Former U.S. Ambassador to Israel Daniel Shapiro also pointed out that Netanyahu’s record on security and handling diplomatic relations with various key players of the international community “is impressive.” Nonethless, the ambassador said, Netanyahu should also be judged by “his reticence to reinforce the viability of an eventual two-state solution for when better Palestinian leaders emerge” along with “the expansion of settlements and increasingly normalized talk of annexation,” which will “imperil Israel’s Jewish and democratic future, and its long-term, bipartisan, values-based relationship with the United States.” 

Pinkas, who is a fierce critic of Netanyahu, bemoaned the fact that Netanyahu began his career “as a great promise, a highly educated, articulate and urbane prime minister,” but turned into “a bitter, resentful, paranoid authoritarian.” 

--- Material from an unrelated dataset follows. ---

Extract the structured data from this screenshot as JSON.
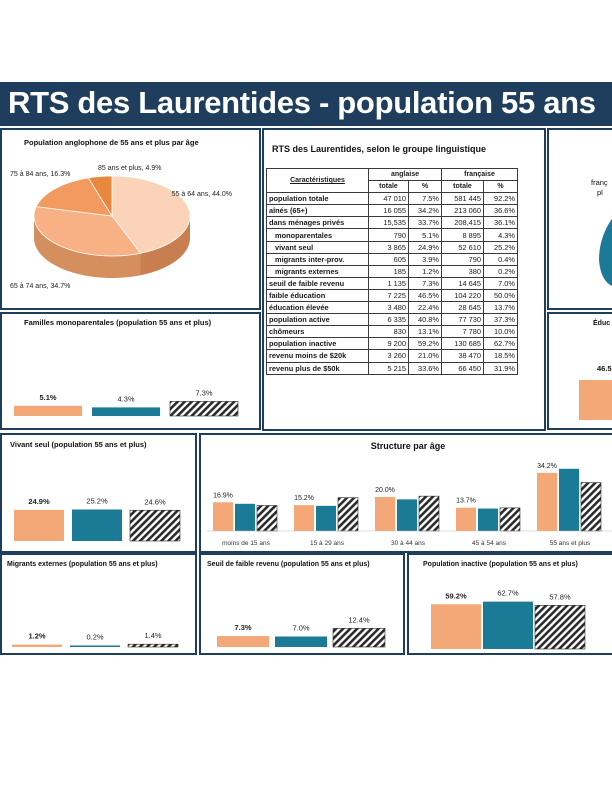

For that, Pinkas argued, “Netanyahu has very little to show for in terms of achievements and enduring impact on Israel. His only lasting success is making the two-state model all but unviable. Whether he is right or wrong, he never offered an alternative.” 

The Israeli right-wing leader’s inability to show movement on the peace process, is actually one of his greatest achievements “from his political perspective,” according to Dr. Einat Wilf. 

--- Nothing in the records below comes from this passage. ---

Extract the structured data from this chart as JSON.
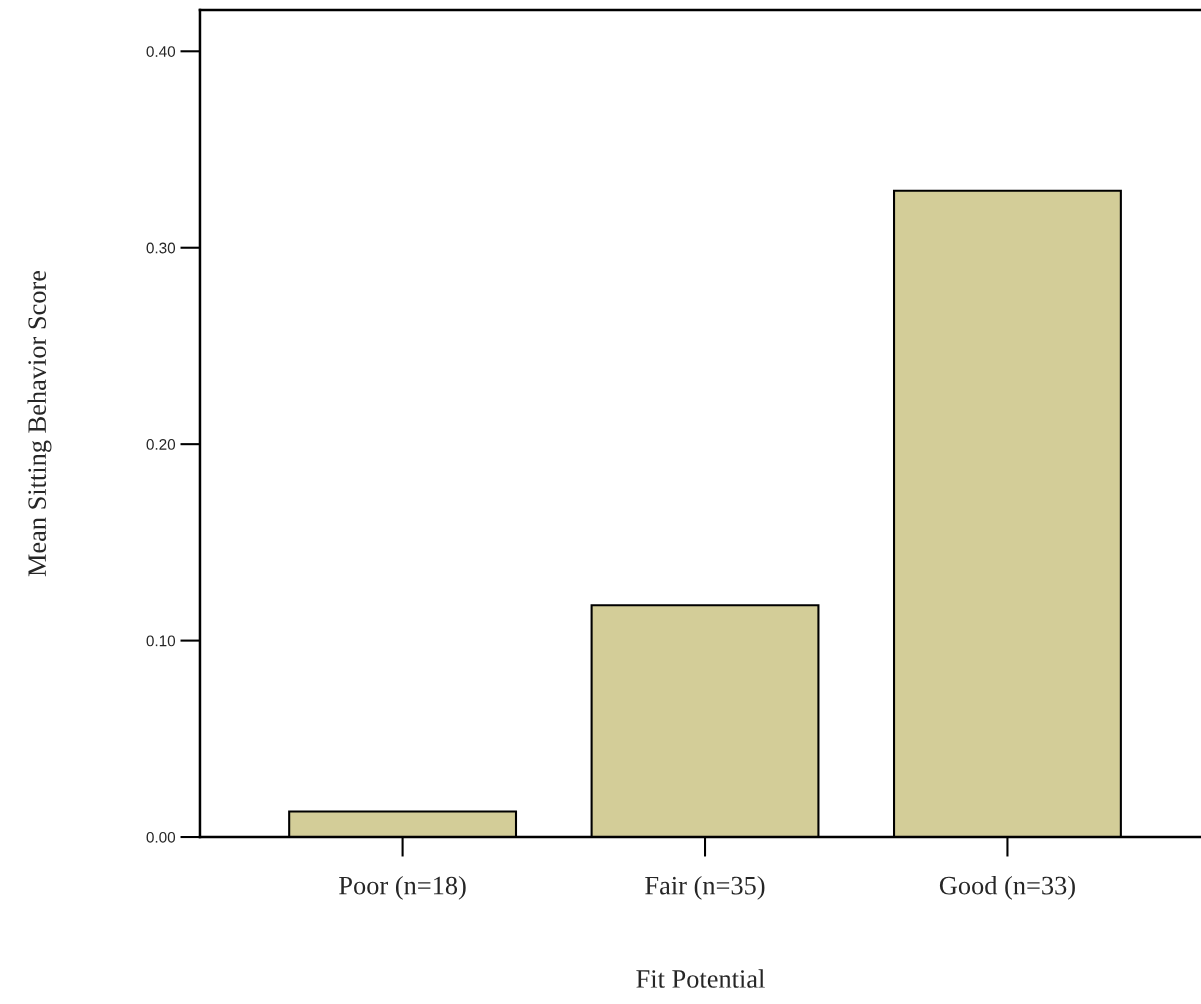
{
  "chart_data": {
    "type": "bar",
    "xlabel": "Fit Potential",
    "ylabel": "Mean Sitting Behavior Score",
    "categories": [
      "Poor (n=18)",
      "Fair (n=35)",
      "Good (n=33)"
    ],
    "values": [
      0.013,
      0.118,
      0.329
    ],
    "color": "#d3cd98",
    "ylim": [
      0,
      0.421
    ],
    "yticks": [
      {
        "value": 0,
        "label": "0.00"
      },
      {
        "value": 0.1,
        "label": "0.10"
      },
      {
        "value": 0.2,
        "label": "0.20"
      },
      {
        "value": 0.3,
        "label": "0.30"
      },
      {
        "value": 0.4,
        "label": "0.40"
      }
    ],
    "grid": false,
    "legend": false
  }
}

“He proved that Israel could enjoy a decade of relative calm, prosperity and ever-growing and stronger diplomatic relationships with countries around the world, without making peace with the Palestinians, and without even negotiating with them,” she told JI. “He demonstrated that in this world, many countries are more than willing to overlook the Palestinian issue, if they find economic, military and intelligence benefits in their relationship with Israel. In that, he has punched a hole through the left-wing thesis that without peace negotiations Israel would suffer ‘a diplomatic tsunami.’”   

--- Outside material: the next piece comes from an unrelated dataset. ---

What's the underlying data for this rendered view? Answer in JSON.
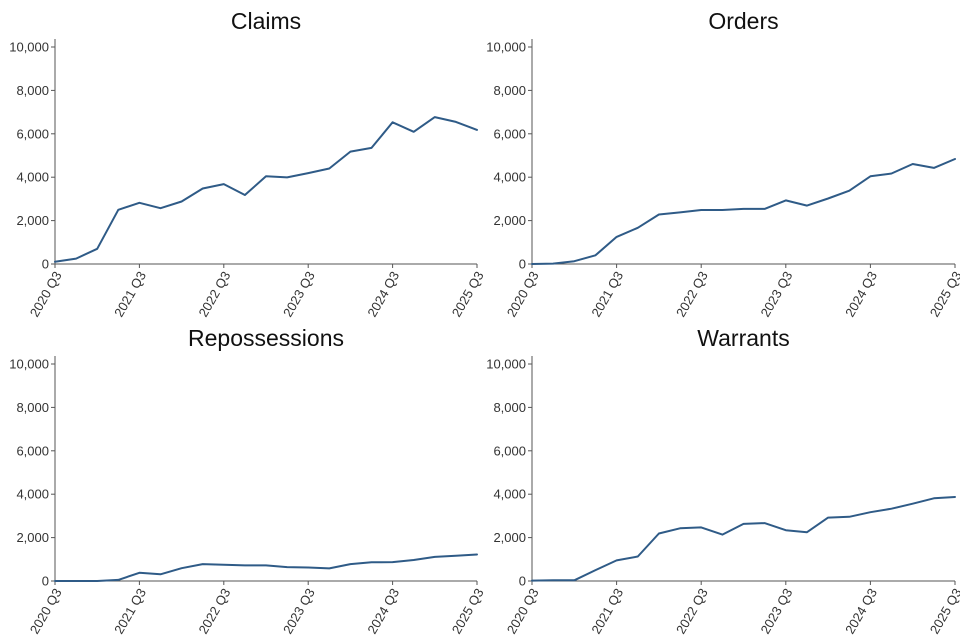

As a result, if these relations materialize and lead to normalization with the Arab world in the years to come, “Netanyahu will rightfully be considered on a par with David Ben-Gurion, as one established the state and secured its existence by military force, and the other would have ended the conflict with the Arab world, and secured Israel’s existence with peace,” Wilf predicted. 

Lipner highlighted the fact that even Netanyahu’s political rivals “have attacked him almost exclusively on matters of character and impropriety — with limited focus on policy,” because “under his stewardship, Israel has marched toward record economic prosperity, world-class achievements in science and technology, and diplomatic breakthroughs on all continents.” 

Nonetheless, his legacy is also one of “hyper-polarization” and “divisiveness within Israeli society” and therefore, Netanyahu “will be remembered as a prominent factor in the erosion of national solidarity during his years in office.”         

The division and hatred between major segments of Israeli society and the Israel-Diaspora crisis will likely get worse “if Netanyahu wins in September and the makeup of his next coalition remains the same, with ultra-religious and nationalist-religious parties as his main allies,” Arbel predicts.

“I worry that that polarization will deepen,” Makovsky agreed. 

According to Rosenbaum, while Netanyahu has taken advantage of his close relationship with Trump, “the one failed area and opportunity missed” was not getting ending Hamas’s rule in Gaza with an effective military campaign, “especially these last few years, when the world was focused on Donald Trump and the Syrian crisis, and unlike Obama, Trump would have not stood in the way.”

Kontorovich concludes: “Netanyahu has been excellent at maintaining Israel’s position against challenges and threats. The question is: Will he be as successful in advancing Israel’s position, taking advantage of historic opportunities?”